The early editions of the ALB also looked beyond the immediate legal issues of the day. Makarrata was the name given to the movement amongst non-Indigenous Australians for a symbolic, legal gesture of reconciliation with Indigenous Australians; it was intended that there be a treaty of sorts.[8] Despite 25 years of refinement it sometimes appears that we are little closer to realising this goal for a formal compact than we were in 1981. Perhaps the next Prime Minister, regardless of whether he or she leads the ALP or the Liberal Party, will lead the next step in the reconciliation process.

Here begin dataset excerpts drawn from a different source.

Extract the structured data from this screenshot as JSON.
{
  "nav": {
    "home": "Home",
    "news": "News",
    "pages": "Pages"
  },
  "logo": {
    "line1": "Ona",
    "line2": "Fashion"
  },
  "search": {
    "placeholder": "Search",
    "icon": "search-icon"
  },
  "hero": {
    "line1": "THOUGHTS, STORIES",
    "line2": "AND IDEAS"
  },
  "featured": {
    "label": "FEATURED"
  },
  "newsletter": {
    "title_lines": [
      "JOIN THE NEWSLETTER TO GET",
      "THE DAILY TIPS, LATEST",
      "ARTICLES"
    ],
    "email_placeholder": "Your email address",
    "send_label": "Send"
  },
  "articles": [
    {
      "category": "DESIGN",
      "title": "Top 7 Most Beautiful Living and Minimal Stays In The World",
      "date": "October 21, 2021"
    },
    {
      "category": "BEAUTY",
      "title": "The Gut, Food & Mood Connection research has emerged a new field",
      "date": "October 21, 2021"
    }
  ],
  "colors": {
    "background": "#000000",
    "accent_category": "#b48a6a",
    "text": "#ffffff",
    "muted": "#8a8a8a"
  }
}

We have yet to devise a model for the formal compact between Indigenous and non-Indigenous Australians which will receive strong support from a majority of Australians. This challenge confronts a new generation of lawyers and political activists.

There is no more fitting place than the pages of the Indigenous Law Bulletin to expend a few more words on innovative proposals concerning the form and content of that formal compact. I look forward to reading them.

Neil Rees is one of the founding Editors of the Aboriginal Law Bulletin (renamed the Indigenous Law Bulletin in 1997).


[1] Neil Rees, ‘Just More Words?’ [1981] AboriginalLawB 1; (1981) 1(1) Aboriginal Law Bulletin 1.

[2] Ibid.

[3] Ibid.

[4] Steve Lewis and Stuart Rintoul, ‘Indigenous Leader Calls on Howard to Seize Solutions’, The Australian (Sydney), 26 July 2006, 1.

[5] See, for example, Bryan Keon-Cohen, ‘Land Rights News’ [1982] AboriginalLawB 11; (1982) 1(3) Aboriginal Law Bulletin 13; Garth Nettheim, ‘Major Test Case’ [1982] AboriginalLawB 20; (1982) 1(4) Aboriginal Law Bulletin 1; Graeme Neate, ‘Land Rights News’ [1984] AboriginalLawB 1; (1984) 1(10) Aboriginal Law Bulletin 1.

[6] Mabo v Queensland (No 2) [1992] HCA 23; (1992) 175 CLR 1.

[7] Australian Law Reform Commission, ‘The Recognition of Aboriginal Customary Law’ (1986), tabled in Federal Parliament 12 June 1986, (inquiry commenced 1977), <http://www.alrc.gov.au/inquiries/title/alrc31/index.htm> at 10 October 2006.

[8] See, for example, Bryan Keon-Cohen, ‘Makarrata Legal Issues’ [1981] AboriginalLawB 2; (1981) 1(1) Aboriginal Law Bulletin 2.